Waterton Lakes National Park
Horse riding is a traditional way to experience Waterton Lakes National Park and is an important part of the park’s history.
Waterton Lakes National Park is well suited to horseback riding.
Parks Canada is monitoring horse use on trails, and is now able to restore access to some trails that allowed horseback riding prior to the 2017 Kenow Wildfire.
Please limit group size to 12 horses and/or mules.
Which trails can I use for horseback riding?
Horse use is permitted year round on:
- Blakiston Valley
- Carthew-Alderson (from Cameron Lake trailhead to Alderson Lake)
- Goat Lake
- Horseshoe Basin
- Lakeshore Trail
- Lineham Falls
- Summit Lake
- Twin Lakes
Horse use is permitted from September 1 – June 30 on:
- Alderson Lake Trail (from Cameron Falls to Alderson Lake)
- Bertha Lake
- Crypt Lake
Consider trail difficulty and conditions when planning a trip. Hitching rails are available at Alderson Lake, Bertha Lake, Crypt Lake, Lone Lake, Snowshoe Cabin and Twin Lakes. Please use them.
Where hitching rails are not available, tie a rope between two trees, then tie the horse(s) to the centre of the rope. To prevent unnecessary damage to soils and vegetation, please hobble-tie horses. Be considerate of others by tying horses away from high-use areas.
Corrals are available at Snowshoe Cabin and Lone Lake. Users must have permission from Parks Canada to use the corrals. Call 403-859-5133 for more information.
Visitors riding into Akamina-Kishinena Provincial Park require a letter of permission from BC Parks. Contact the Kootenay BC Parks office at 250-489-8540 for more information.
Horse use is prohibited:
- In all campgrounds. Horses must overnight in corrals at Snowshoe or Lone Lake with prior approval from Parks Canada. Call 403-859-5133 for more information.
- On the Kootenai Brown Trail (horses may cross the trail)
- At all picnic sites and day use areas
- The Waterton Lakes golf course
- The entire Waterton townsite and the Prince of Wales Hill area
- Crandell Lake Trails, including section along Akamina Parkway to Waterton Townsite
- Bear's Hump, Cameron Lakeshore, Red Rock Canyon loop and Linnet Lake trails
- Hell Roaring Creek / Hell Roaring Falls Trail
- Sofa Cirque Route
- Visitors riding into Akamina-Kishinena Provincial Park require a letter of permission from BC Parks.
Note: Horse use is not allowed on Bertha Lake Trail (Lakeshore junction to Bertha Lake), Cameron Falls to Alderson Lake, Crypt Landing to Crypt Lake and Rowe Lakes Trail in July and August.
For more information, contact the Visitor Centre at 403-859-5133.
Report any illegal activity, unusual trail hazards or wildlife sightings by calling Parks Canada Dispatch at 1-888-927-3367.

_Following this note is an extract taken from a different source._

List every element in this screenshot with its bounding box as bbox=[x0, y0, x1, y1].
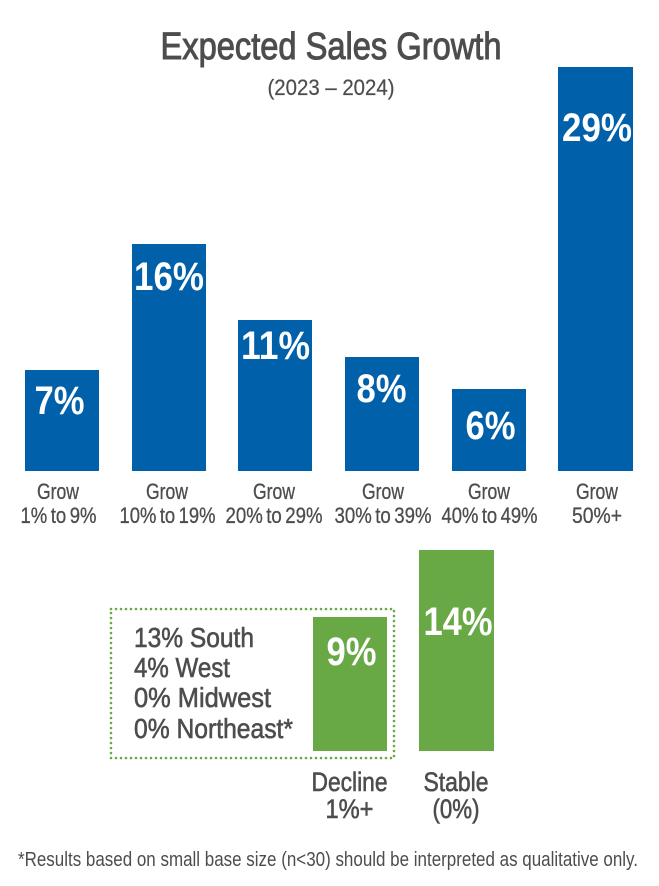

Backcountry camping with horses
Backcountry camping with horses is permitted only at Lone Lake and Snowshoe Cabin, where corrals are provided. To use the corrals, you must contact Parks Canada 403-859-5133. Note that park operations may take precedence. Corrals have a maximum limit of eight horses. Pelletized horse feed must be packed in and out, as horse grazing is not permitted in Waterton Lakes National Park.
Horses must be kept in corrals overnight and are not permitted within the campground. As with other backcountry users, horse users intending to overnight in the backcountry require a backcountry use permit.
Waterton’s vulnerability to the spread of invasive plant species has increased as a result of the Kenow Wildfire. Visitors can help protect the landscape by remembering to Play Clean Go when horseback riding:
- Clean your equipment: Check your gear and footwear for any seeds, mud, or plant material before and after coming to the park.
- Brush your boots: Use boot brushes, or boot-brushing stations to remove plant material after using hiking trails.
- Scoop your poop. Put manure back in your trailer at parking areas.
- Stay on the trail: To limit the spread of seeds and trampling of native plants.
- Buy certified weed-free hay: Feed it to your horses a few days before coming into the park.
- Walk your horse pastures to remove invasive plants before they go to seed.
To ensure the ongoing protection of the park, Parks Canada carefully monitors trails for impacts from all users, including monitoring for the reintroduction of non-native plant species, stream bed damage and erosion and trail braiding and erosion.
All trail users can help conserve trails by staying on the trail, cleaning up waste, limiting impact on water courses and identifying hazards and concerns to Parks Canada staff in a timely manner.